Les États-Unis et l'Iran ont intensifié leurs frappes mutuelles ce lundi 13 juillet 2026, Washington annonçant avoir bombardé des « dizaines de cibles » tandis que Téhéran a dit frapper des bases utilisées par les États-Unis en Jordanie, à Bahreïn et au Koweït. Les cours du pétrole ont bondi de près de 4 % à l'ouverture des marchés.
Frappes américaines massives contre les capacités iraniennes
Le commandement américain pour le Moyen-Orient (Centcom) a indiqué sur X que les forces américaines « ont visé des systèmes iraniens de défense aérienne, des radars côtiers, des capacités de missiles et de drones, ainsi que de petites embarcations ». Ces frappes, ordonnées par le président Donald Trump, visent à « faire en sorte que les forces iraniennes rendent des comptes » et à empêcher l'Iran « d'attaquer les équipages civils et navires commerciaux » dans le détroit d'Ormuz.
Riposte iranienne sur les bases américaines voisines
De leur côté, les Gardiens de la révolution, armée idéologique de Téhéran, ont affirmé avoir frappé des bases utilisées par les États-Unis en Jordanie, à Bahreïn et au Koweït, selon l'agence officielle Irna. Le ministère de la Défense du Koweït a annoncé dimanche que trois postes-frontières et une plateforme pétrolière offshore avaient été attaqués lors de ces échanges, faisant un blessé et des dégâts.

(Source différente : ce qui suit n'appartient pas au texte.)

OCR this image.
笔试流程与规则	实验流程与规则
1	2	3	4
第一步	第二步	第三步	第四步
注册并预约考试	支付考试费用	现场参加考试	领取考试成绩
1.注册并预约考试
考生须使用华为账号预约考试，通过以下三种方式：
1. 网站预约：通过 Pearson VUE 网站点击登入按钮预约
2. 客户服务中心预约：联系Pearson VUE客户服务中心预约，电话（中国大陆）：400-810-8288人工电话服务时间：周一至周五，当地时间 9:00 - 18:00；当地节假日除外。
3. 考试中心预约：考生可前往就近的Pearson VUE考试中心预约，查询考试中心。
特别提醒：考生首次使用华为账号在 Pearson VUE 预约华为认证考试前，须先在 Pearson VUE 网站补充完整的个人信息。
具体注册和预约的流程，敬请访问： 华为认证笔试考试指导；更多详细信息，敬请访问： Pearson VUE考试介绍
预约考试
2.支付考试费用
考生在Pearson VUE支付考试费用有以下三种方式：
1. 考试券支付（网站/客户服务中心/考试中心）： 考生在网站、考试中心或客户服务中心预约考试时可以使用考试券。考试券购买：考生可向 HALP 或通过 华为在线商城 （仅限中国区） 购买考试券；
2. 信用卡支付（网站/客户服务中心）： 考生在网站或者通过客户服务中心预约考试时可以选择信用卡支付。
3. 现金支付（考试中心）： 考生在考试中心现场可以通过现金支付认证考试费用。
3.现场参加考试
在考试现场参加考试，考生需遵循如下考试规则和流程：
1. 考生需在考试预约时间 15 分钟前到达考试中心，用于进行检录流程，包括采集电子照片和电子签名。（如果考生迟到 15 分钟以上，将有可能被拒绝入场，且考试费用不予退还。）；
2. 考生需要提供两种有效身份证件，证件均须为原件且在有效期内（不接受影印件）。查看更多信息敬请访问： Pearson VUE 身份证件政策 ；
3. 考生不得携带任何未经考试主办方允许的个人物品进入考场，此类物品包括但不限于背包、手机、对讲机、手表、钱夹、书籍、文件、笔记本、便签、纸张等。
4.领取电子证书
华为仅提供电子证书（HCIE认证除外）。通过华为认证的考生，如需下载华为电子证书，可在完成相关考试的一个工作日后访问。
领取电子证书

Le pétrole bondit de près de 4 %
Les cours du pétrole ont ouvert en forte hausse ce lundi. Le baril de Brent de la mer du Nord pour livraison en septembre, référence internationale, augmentait de 3,85 % à 78,94 dollars vers 03h40 GMT. Son équivalent américain, le baril de West Texas Intermediate pour livraison en août, grimpait de 3,84 % à 74,15 dollars.
L'Iran accuse Washington d'avoir « réduit à néant » les efforts diplomatiques
Le ministère iranien des Affaires étrangères a reproché lundi à Washington d'avoir « réduit à néant tous les efforts de ces derniers mois » visant à rétablir la paix dans la région, et « ouvertement violé quasiment tous les termes » du protocole d'accord de juin.
Deux morts dans les bombardements américains en Iran
Un employé des télécommunications a été tué et deux autres blessés dans des attaques sur la province de Hormozgan, a rapporté un média d'État. Lundi matin, une autre personne a péri et quatre ont été blessées dans un bombardement américain sur la ville de Mahchahr (sud-ouest), selon un responsable local cité par Irna.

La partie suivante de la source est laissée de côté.